Firstly, coaxially acquiring a visible light image and an infrared image, inputting the visible light image and the infrared image into a double-branch feature extraction network designed by the invention for feature extraction, wherein the double-branch feature extraction network comprises an original residual error network and an improved residual error network, inputting an extracted multi-mode fusion feature map into an RPN, inputting the multi-mode fusion feature map into an ROI network, and performing model pre-training; and then fine-tuning the pre-training model under the condition of a small sample aiming at the target task to obtain a target detection network related to the target task. According to the invention, the multi-mode information fusion idea is applied to the two-stage target detection network, so that the dependence on the number of training samples is greatly reduced, the influence of extreme environments such as poor illumination, partial shielding of targets and the like is reduced, the learning ability of tasks is improved, the robustness of an algorithm is enhanced, and the problem of poor detection effect of small samples in the current stage is solved.

Further, the method comprises the steps of, the double-branch feature extraction network comprises an original residual feature extraction network and a residual network feature extraction network based on variable convolution;

performing feature extraction on the infrared image by adopting an original residual feature extraction net to obtain an infrared light feature map;

and extracting the characteristics of the visible light image by adopting a residual error network characteristic extraction net based on variable convolution to obtain a visible light model characteristic diagram.

Further, the variable convolution based sampling in the variable convolution based residual network feature extraction network is expressed as:

wherein y (p) ₀ ) For each p ₀ Map output, w (p) _n ) For sampling weight, x is the input feature map, p ₀ For each position on the output profile y, p _n Each position in R is listed, R is receptive field, Δp _n Is the offset.

Further, the inputting the multi-mode fusion feature map into the improved RPN network, inputting the multi-mode fusion feature map into the ROI network, and performing model training to obtain a basic small sample target detection model, including:

inputting the multi-mode fusion feature map F into an improved RPN network to generate an Anchor frame Anchor box; cutting and filtering the Anchor frame Anchor box, and outputting a Bbox boundary box and category scores, namely obtaining the best target Rois;

inputting the multimodal fusion feature map F into an ROI network and inputting a target ROIs output by the modified RPN network into the ROI network; and (3) entering a full connection layer through ROI pooling for outputting, and finishing classification and regression to obtain a trained basic small sample target detection model.

Further, the improved RPN network adopts a linear Soft-NMS to remove redundant detection frames, and the best target Rois is obtained; the expression of the linear Soft-NMS is:

wherein s is _i To score, N _t Is a threshold value, iou (M, b _i ) Is the overlap ratio.

Further, the detection model of the basic small sample target is specifically:

freezing and removing all layer parameters of the last layer according to the basic small sample target detection model, and initializing the parameters of the last layer;

and adjusting the last layer of parameters by using the small sample fine adjustment data set, and simultaneously combining a cosine similarity classifier to obtain a final small sample target detection model.

Further, the small sample fine tuning data set is obtained by sampling the numbers k=1, 2,3,5,10 on the base class and the new class respectively.
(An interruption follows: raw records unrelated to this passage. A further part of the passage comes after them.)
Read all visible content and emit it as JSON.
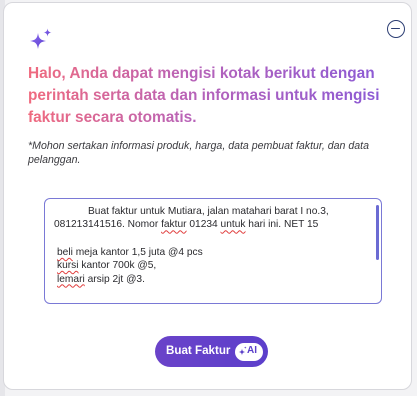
{
  "dialog": {
    "heading": "Halo, Anda dapat mengisi kotak berikut dengan perintah serta data dan informasi untuk mengisi faktur secara otomatis.",
    "note": "*Mohon sertakan informasi produk, harga, data pembuat faktur, dan data pelanggan.",
    "sparkle_icon": "sparkle-icon",
    "close_icon": "minus-circle-icon"
  },
  "prompt_input": {
    "line1_part1": "Buat faktur untuk ",
    "line1_name": "Mutiara",
    "line1_part2": ", jalan matahari barat I no.3,",
    "line2_phone": "081213141516.",
    "line2_part1": " Nomor ",
    "line2_word": "faktur",
    "line2_part2": " 01234 ",
    "line2_word2": "untuk",
    "line2_part3": " hari ini. NET 15",
    "item1_word": "beli",
    "item1_rest": " meja kantor 1,5 juta @4 pcs",
    "item2_word": "kursi",
    "item2_rest": " kantor 700k @5,",
    "item3_word": "lemari",
    "item3_rest": " arsip 2jt @3."
  },
  "submit_button": {
    "label": "Buat Faktur",
    "badge": "AI"
  },
  "colors": {
    "accent": "#5c3fcb",
    "heading_gradient_start": "#f06a7e",
    "heading_gradient_end": "#8a5ad6",
    "input_border": "#7a79d6"
  }
}
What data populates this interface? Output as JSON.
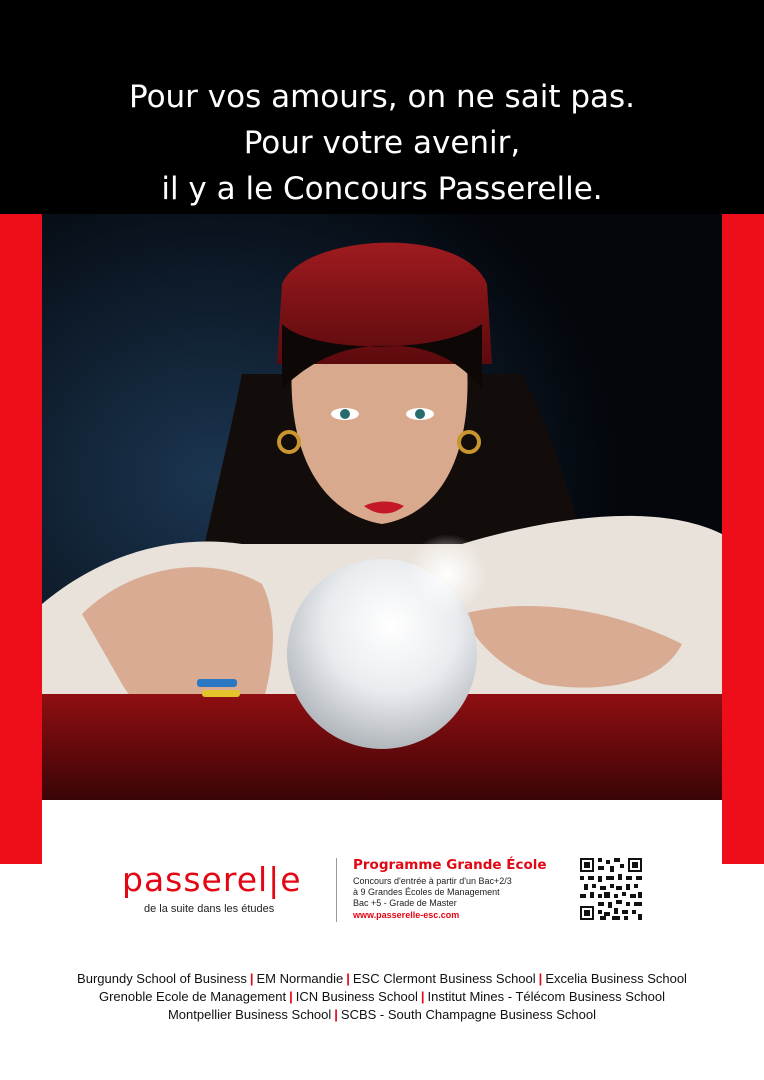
{
  "headline": {
    "line1": "Pour vos amours, on ne sait pas.",
    "line2": "Pour votre avenir,",
    "line3": "il y a le Concours Passerelle."
  },
  "brand": {
    "name": "passerel|e",
    "tagline": "de la suite dans les études"
  },
  "program": {
    "title": "Programme Grande École",
    "line1": "Concours d'entrée à partir d'un Bac+2/3",
    "line2": "à 9 Grandes Écoles de Management",
    "line3": "Bac +5 - Grade de Master",
    "url": "www.passerelle-esc.com"
  },
  "schools": {
    "separator": "|",
    "rows": [
      [
        "Burgundy School of Business",
        "EM Normandie",
        "ESC Clermont Business School",
        "Excelia Business School"
      ],
      [
        "Grenoble Ecole de Management",
        "ICN Business School",
        "Institut Mines - Télécom Business School"
      ],
      [
        "Montpellier Business School",
        "SCBS - South Champagne Business School"
      ]
    ]
  },
  "colors": {
    "brand_red": "#e30613",
    "band_red": "#ee0e1a",
    "top_band": "#000000"
  },
  "photo": {
    "subject": "fortune-teller-with-crystal-ball"
  }
}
In a second aspect, the present invention further provides a small sample target detection system based on multi-mode fusion, where the system is used to implement the small sample target detection method based on multi-mode fusion; the system comprises:

the data acquisition module is used for acquiring coaxial visible light images and infrared images;

the network module is used for inputting the visible light image and the infrared image into the network module for extracting the characteristics to obtain a visible light module characteristic diagram and an infrared light characteristic diagram;

the multi-mode feature fusion module is used for carrying out feature fusion on the visible light mode feature map and the infrared light feature map to obtain a fused multi-mode fusion feature map;

the classification and regression module is used for inputting the multi-mode fusion feature map into the improved RPN network, inputting the multi-mode fusion feature map into the ROI network, and training each model to obtain a basic small sample target detection model;

the adjusting module is used for adjusting the basic small sample target detection model to obtain a final small sample target detection model related to the target task; and performing target task detection on the small sample to be detected by adopting a final small sample target detection model.

In a third aspect, the present invention further provides a computer device, including a memory, a processor, and a computer program stored in the memory and executable on the processor, where the processor implements the small sample target detection method based on multi-modal fusion when executing the computer program.
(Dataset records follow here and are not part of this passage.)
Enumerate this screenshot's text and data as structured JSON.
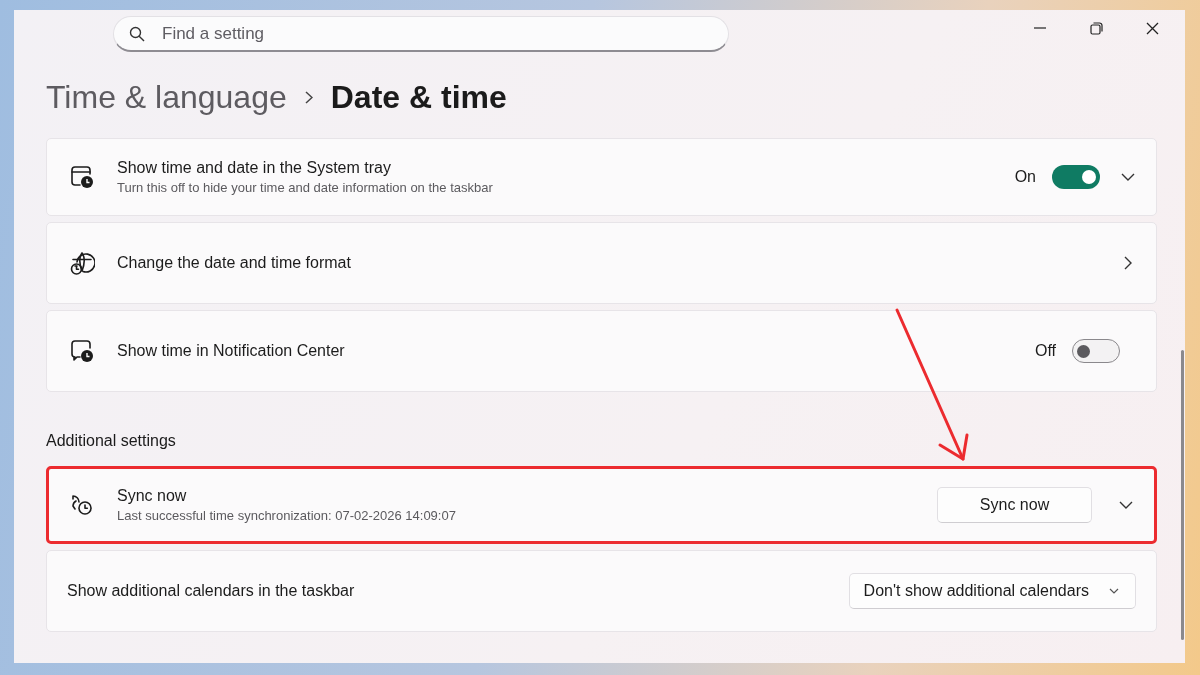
{
  "search": {
    "placeholder": "Find a setting"
  },
  "breadcrumb": [
    {
      "label": "Time & language",
      "current": false
    },
    {
      "label": "Date & time",
      "current": true
    }
  ],
  "sections": [
    {
      "settings": [
        {
          "kind": "toggle",
          "title": "Show time and date in the System tray",
          "description": "Turn this off to hide your time and date information on the taskbar",
          "state_label": "On",
          "on": true,
          "expandable": true
        },
        {
          "kind": "link",
          "title": "Change the date and time format"
        },
        {
          "kind": "toggle",
          "title": "Show time in Notification Center",
          "state_label": "Off",
          "on": false,
          "expandable": false
        }
      ]
    },
    {
      "heading": "Additional settings",
      "settings": [
        {
          "kind": "action",
          "title": "Sync now",
          "description": "Last successful time synchronization: 07-02-2026 14:09:07",
          "button": "Sync now",
          "expandable": true,
          "highlighted": true
        },
        {
          "kind": "select",
          "title": "Show additional calendars in the taskbar",
          "value": "Don't show additional calendars",
          "highlighted": false
        }
      ]
    }
  ]
}
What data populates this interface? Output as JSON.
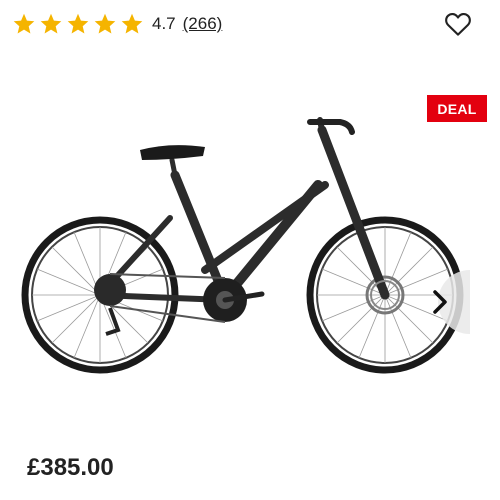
{
  "rating": {
    "stars": 5,
    "filled_stars": 5,
    "value": "4.7",
    "reviews": "(266)",
    "star_color": "#f5b400"
  },
  "wishlist": {
    "icon": "heart-outline-icon"
  },
  "badge": {
    "label": "DEAL",
    "color": "#e3000f"
  },
  "gallery": {
    "image": "bicycle-image",
    "next_icon": "chevron-right-icon"
  },
  "price": "£385.00"
}
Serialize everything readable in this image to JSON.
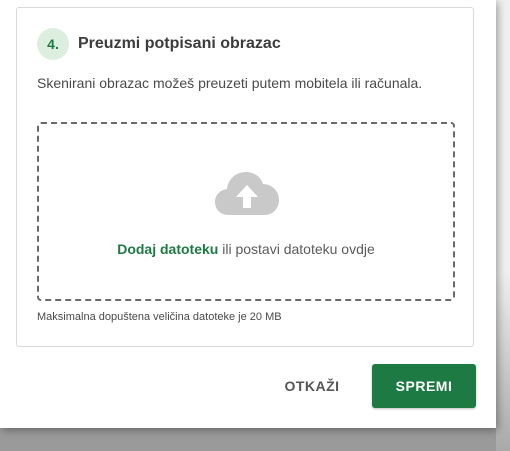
{
  "step": {
    "number": "4.",
    "title": "Preuzmi potpisani obrazac",
    "description": "Skenirani obrazac možeš preuzeti putem mobitela ili računala."
  },
  "upload": {
    "icon": "cloud-upload-icon",
    "link_label": "Dodaj datoteku",
    "rest_label": " ili postavi datoteku ovdje",
    "max_size_note": "Maksimalna dopuštena veličina datoteke je 20 MB"
  },
  "actions": {
    "cancel_label": "OTKAŽI",
    "save_label": "SPREMI"
  },
  "colors": {
    "accent": "#1e7a43",
    "badge_bg": "#dcefdf"
  }
}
In a fourth aspect, the present invention further provides a computer readable storage medium, where a computer program is stored, where the computer program when executed by a processor implements the method for detecting a small sample target based on multi-modal fusion.

Compared with the prior art, the invention has the following advantages and beneficial effects:

1. firstly, coaxially acquiring a visible light image and an infrared image, inputting the visible light image and the infrared image into a double-branch feature extraction network designed by the invention for feature extraction, wherein the double-branch feature extraction network comprises an original residual error network and an improved residual error network, inputting an extracted multi-mode feature map into an RPN, inputting a multi-mode fusion feature map into an ROI network, and performing model pre-training; and then fine-tuning the pre-training model under the condition of a small sample aiming at the target task to obtain a target detection network related to the target task. According to the invention, the multi-mode information fusion idea is applied to the two-stage target detection network, so that the dependence on the number of training samples is greatly reduced, the influence of extreme environments such as poor illumination, partial shielding of targets and the like is reduced, the learning ability of tasks is improved, the robustness of an algorithm is enhanced, and the problem of poor detection effect of small samples in the current stage is solved.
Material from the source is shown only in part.